While I go to plays frequently, I haven't actually read one in years and I was amazed by how the story came to life with just dialogue. That shouldn't be a surprise, but it was. By the time I got used to the format I had entered a richly developed world with a devastating family story at its center. Brooke, a daughter of privilege & money (and heartache) comes home with a draft of her memoir that skewers and devastates her conservative parents. She longs for their blessing even knowing how utterly she is punishing them. Smart, spare and poignant.

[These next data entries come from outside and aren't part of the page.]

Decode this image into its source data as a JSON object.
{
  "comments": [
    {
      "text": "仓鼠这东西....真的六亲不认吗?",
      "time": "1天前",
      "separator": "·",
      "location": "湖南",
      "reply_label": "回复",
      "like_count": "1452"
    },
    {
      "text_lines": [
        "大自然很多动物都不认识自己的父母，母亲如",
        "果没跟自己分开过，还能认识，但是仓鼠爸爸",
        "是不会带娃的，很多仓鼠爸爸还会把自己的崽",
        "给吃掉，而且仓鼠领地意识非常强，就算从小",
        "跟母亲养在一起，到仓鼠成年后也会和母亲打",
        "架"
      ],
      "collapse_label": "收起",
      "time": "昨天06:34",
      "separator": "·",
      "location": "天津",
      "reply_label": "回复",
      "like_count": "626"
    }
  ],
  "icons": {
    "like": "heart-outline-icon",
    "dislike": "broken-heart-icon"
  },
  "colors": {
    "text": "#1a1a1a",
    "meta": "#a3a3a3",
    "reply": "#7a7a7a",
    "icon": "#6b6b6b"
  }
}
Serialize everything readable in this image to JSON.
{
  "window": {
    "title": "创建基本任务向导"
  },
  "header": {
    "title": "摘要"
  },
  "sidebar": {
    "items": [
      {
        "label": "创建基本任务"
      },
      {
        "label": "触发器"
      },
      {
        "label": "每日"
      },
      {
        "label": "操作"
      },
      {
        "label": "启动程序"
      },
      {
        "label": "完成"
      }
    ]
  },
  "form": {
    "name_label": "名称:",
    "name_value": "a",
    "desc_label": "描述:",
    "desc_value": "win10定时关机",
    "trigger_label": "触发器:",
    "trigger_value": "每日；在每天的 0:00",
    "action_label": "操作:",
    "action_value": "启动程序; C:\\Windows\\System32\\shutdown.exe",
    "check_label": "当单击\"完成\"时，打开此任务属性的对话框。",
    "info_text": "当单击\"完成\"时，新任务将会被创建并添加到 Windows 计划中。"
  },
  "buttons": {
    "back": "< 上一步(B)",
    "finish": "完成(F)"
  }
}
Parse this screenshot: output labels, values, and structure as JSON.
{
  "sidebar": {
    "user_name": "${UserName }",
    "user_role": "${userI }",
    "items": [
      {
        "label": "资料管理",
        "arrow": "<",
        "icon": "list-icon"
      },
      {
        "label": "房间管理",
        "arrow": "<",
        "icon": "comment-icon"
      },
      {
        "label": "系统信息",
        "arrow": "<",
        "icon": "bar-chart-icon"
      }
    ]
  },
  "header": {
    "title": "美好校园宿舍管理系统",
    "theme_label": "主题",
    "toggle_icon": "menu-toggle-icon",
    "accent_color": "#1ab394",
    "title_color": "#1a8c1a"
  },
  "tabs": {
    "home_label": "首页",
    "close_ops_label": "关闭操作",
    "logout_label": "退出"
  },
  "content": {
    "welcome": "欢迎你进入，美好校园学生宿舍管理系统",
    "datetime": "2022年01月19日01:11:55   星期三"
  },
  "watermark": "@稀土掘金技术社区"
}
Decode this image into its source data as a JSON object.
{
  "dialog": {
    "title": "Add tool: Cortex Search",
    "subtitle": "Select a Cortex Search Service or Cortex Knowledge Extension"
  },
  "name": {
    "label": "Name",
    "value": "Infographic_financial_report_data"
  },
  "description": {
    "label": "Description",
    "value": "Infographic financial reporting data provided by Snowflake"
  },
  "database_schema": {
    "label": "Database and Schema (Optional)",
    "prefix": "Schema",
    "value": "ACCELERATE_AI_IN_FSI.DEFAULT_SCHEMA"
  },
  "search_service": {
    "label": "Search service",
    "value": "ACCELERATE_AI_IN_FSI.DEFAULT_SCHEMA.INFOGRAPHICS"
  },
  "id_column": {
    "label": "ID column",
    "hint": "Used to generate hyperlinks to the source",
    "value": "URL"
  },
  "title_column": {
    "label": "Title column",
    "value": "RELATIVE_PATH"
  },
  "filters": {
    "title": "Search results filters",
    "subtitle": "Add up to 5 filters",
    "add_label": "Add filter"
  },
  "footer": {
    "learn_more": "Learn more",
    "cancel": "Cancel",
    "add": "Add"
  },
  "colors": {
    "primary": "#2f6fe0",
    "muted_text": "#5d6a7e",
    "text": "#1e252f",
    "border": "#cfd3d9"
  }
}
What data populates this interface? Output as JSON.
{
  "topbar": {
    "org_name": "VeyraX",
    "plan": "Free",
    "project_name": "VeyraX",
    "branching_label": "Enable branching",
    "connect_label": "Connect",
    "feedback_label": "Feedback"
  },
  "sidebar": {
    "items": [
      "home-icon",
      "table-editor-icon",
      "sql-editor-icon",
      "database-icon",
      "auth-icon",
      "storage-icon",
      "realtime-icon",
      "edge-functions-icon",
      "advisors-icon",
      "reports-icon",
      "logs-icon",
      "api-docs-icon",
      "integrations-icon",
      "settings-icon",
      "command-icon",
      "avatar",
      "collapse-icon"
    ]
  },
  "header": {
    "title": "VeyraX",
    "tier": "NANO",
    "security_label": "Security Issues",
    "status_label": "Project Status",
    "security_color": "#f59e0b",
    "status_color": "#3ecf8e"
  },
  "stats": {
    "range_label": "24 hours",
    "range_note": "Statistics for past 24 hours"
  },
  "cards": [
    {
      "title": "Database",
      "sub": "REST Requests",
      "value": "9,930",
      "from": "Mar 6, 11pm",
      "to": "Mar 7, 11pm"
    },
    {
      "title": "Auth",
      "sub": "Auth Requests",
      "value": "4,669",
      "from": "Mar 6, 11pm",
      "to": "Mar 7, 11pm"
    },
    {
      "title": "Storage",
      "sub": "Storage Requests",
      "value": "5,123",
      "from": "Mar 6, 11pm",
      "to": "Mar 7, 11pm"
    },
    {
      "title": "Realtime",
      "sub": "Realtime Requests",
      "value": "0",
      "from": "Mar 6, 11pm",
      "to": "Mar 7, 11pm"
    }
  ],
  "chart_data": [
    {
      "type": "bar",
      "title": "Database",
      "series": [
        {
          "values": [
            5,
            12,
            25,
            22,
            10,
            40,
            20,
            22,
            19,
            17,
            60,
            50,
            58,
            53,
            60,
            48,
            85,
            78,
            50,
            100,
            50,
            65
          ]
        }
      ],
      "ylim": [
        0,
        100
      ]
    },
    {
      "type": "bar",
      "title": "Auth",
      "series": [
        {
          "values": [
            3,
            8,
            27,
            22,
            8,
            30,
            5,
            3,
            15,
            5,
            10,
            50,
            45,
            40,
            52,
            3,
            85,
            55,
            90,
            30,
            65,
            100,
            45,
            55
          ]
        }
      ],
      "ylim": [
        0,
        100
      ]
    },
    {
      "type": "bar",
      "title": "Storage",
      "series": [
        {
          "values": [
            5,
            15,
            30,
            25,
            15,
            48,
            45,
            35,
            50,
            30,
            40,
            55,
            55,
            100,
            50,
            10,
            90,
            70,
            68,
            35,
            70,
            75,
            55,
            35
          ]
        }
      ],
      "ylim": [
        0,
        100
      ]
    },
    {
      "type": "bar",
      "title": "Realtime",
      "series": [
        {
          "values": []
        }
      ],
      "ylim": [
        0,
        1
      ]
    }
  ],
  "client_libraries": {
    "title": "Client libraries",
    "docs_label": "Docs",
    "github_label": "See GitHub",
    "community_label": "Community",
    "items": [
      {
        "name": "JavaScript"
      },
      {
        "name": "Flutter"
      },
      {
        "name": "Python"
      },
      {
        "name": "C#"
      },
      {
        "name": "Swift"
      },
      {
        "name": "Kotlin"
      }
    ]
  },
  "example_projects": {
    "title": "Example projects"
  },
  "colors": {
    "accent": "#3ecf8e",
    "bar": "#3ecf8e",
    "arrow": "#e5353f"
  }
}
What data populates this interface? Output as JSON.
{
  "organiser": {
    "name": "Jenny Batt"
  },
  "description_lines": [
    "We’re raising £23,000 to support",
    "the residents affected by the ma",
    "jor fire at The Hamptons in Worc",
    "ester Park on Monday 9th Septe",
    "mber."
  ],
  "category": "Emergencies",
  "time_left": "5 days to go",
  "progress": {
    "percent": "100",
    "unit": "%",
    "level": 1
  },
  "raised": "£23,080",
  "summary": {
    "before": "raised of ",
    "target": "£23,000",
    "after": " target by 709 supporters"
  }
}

Brooke finally comes back to California to visit her family during the holidays. However, to the surprise of her Republican old-school parents, she also brings home her memoir. In the pages of her new book, she tries to process her own feelings about the family's best kept secrets. What else to do on Christmas Eve besides have the fight of their existence?
Overall, it was very natural and flowing, but there is only so much to focus on when there is one fight for the entire play. There's very little left unsaid and the characters rarely hold their cards to their chest.
I can see how this would work very well on stage, especially with Rachael Griffiths in the lead role as Brooke Wyeth and Stockard Channing as her mother Polly, as was the case for its Broadway run in 2011. It still works well on the page, with some sharp dialogue and a decent twist, although its analysis of the rightward turn of the Republican Party seems almost quaint in the age of Trump. The testy family reunion feels a little too familiar and I get a bit tired of the lifestyles of the rich and famous, but this is worth a read.
Some good characters in what is essentially a "well made play" structure. What's frustrating about it are the politics, which set pretty enormous stakes at the beginning but seem hollow by the end. Baitz's point may, indeed, be that political differences pale in importance to interpersonal connections. But characters with the most appealing politics tend to be revealed as the shabbiest souls, and vice versa, which suggests an unappealing and false binary.